As Democrats compete with each other over who can craft the most innovative surrender plan for Iraq, the idea of repealing the 2002 resolution authorizing the war is becoming a popular method of political pandering. Senate Foreign Relations Committee Chairman Joe Biden suggested rewriting the resolution to scale back the U.S. role in Iraq, but came under fire from war opponents who thought any resolution could be taken as a sign of support for the war. Judging from the polls it hasn't done much to bolster his presidential campaign.

Last week, Sen. Hillary Rodham Clinton and Appropriations Committee Chairman Robert Byrd made their own proposal to repeal the resolution. New Mexico Gov. Bill Richardson would apparently go further than Mrs. Clinton and Mr. Byrd; he makes the bizarre claim that Congress can enact such a measure without worrying about inconvenient things like a presidential veto. He admits that issue would most likely end up in the courts -- raising the prospect that sometime next year, the Supreme Court could be deciding whether the war against Iraq-based jihadists can continue.

But most of the attention right now is focused on Mrs. Clinton, who is in trouble with the far-left base of the Democratic Party because of her vote five years ago in favor of going to war in Iraq, which was proceeded by a lengthy Senate speech explaining how dangerous Saddam Hussein was. But the war isn't terribly popular these days, so Mrs. Clinton is faced with a political problem: how to tell the left-wing base of the party that she opposes the war, while leaving herself plenty of wiggle room to pretend she is relatively "tough on terrorism" in a general election campaign in which Daily Kos and the Huffington Post will be much less influential. This insurance policy could prove essential if the new strategy put into effect by Gen. David Petraeus substantially improves the situation on the ground.

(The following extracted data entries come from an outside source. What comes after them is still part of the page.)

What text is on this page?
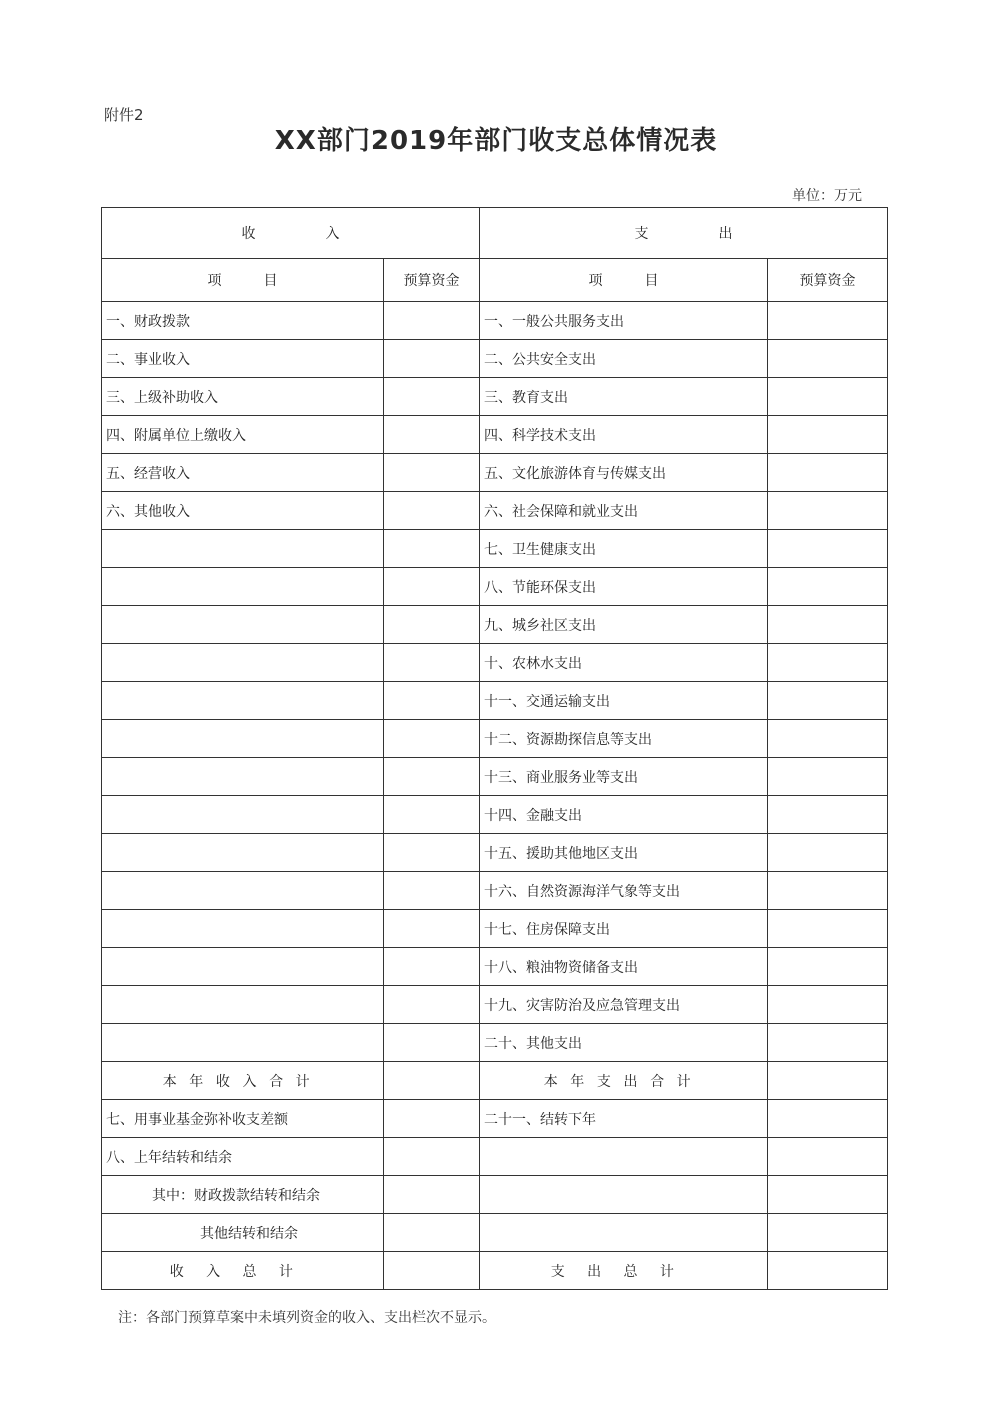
附件2
XX部门2019年部门收支总体情况表
单位：万元
收　　　　　入		支　　　　　出	
项　　　目	预算资金	项　　　目	预算资金
一、财政拨款		一、一般公共服务支出	
二、事业收入		二、公共安全支出	
三、上级补助收入		三、教育支出	
四、附属单位上缴收入		四、科学技术支出	
五、经营收入		五、文化旅游体育与传媒支出	
六、其他收入		六、社会保障和就业支出	
		七、卫生健康支出	
		八、节能环保支出	
		九、城乡社区支出	
		十、农林水支出	
		十一、交通运输支出	
		十二、资源勘探信息等支出	
		十三、商业服务业等支出	
		十四、金融支出	
		十五、援助其他地区支出	
		十六、自然资源海洋气象等支出	
		十七、住房保障支出	
		十八、粮油物资储备支出	
		十九、灾害防治及应急管理支出	
		二十、其他支出	
本年收入合计		本年支出合计	
七、用事业基金弥补收支差额		二十一、结转下年	
八、上年结转和结余			
其中：财政拨款结转和结余			
其他结转和结余			
收入总计		支出总计	
注：各部门预算草案中未填列资金的收入、支出栏次不显示。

As she comes under fire from the left, Mrs. Clinton defends herself by pointing out that in 2002, even as she was voting for the war, she also supported a Senate amendment offered by the anti-war Mr. Byrd that would have limited the original authorization for the use of force to one year. The amendment was overwhelmingly defeated; had it come into force, the United States would have withdrawn from from Iraq by election day 2004, and Iraq today would look like Afghanistan under Taliban rule: a safe haven for Islamist terrorists and their training camps. The real purpose behind this grandstanding is to give Mrs. Clinton political cover to talk tough against the war while simultaneously voting to appropriate funds to support our troops in the field. It is a sad commentary on the state of the Democratic Party today that Mrs. Clinton finds it politically necessary to engage in such shameless demagoguery.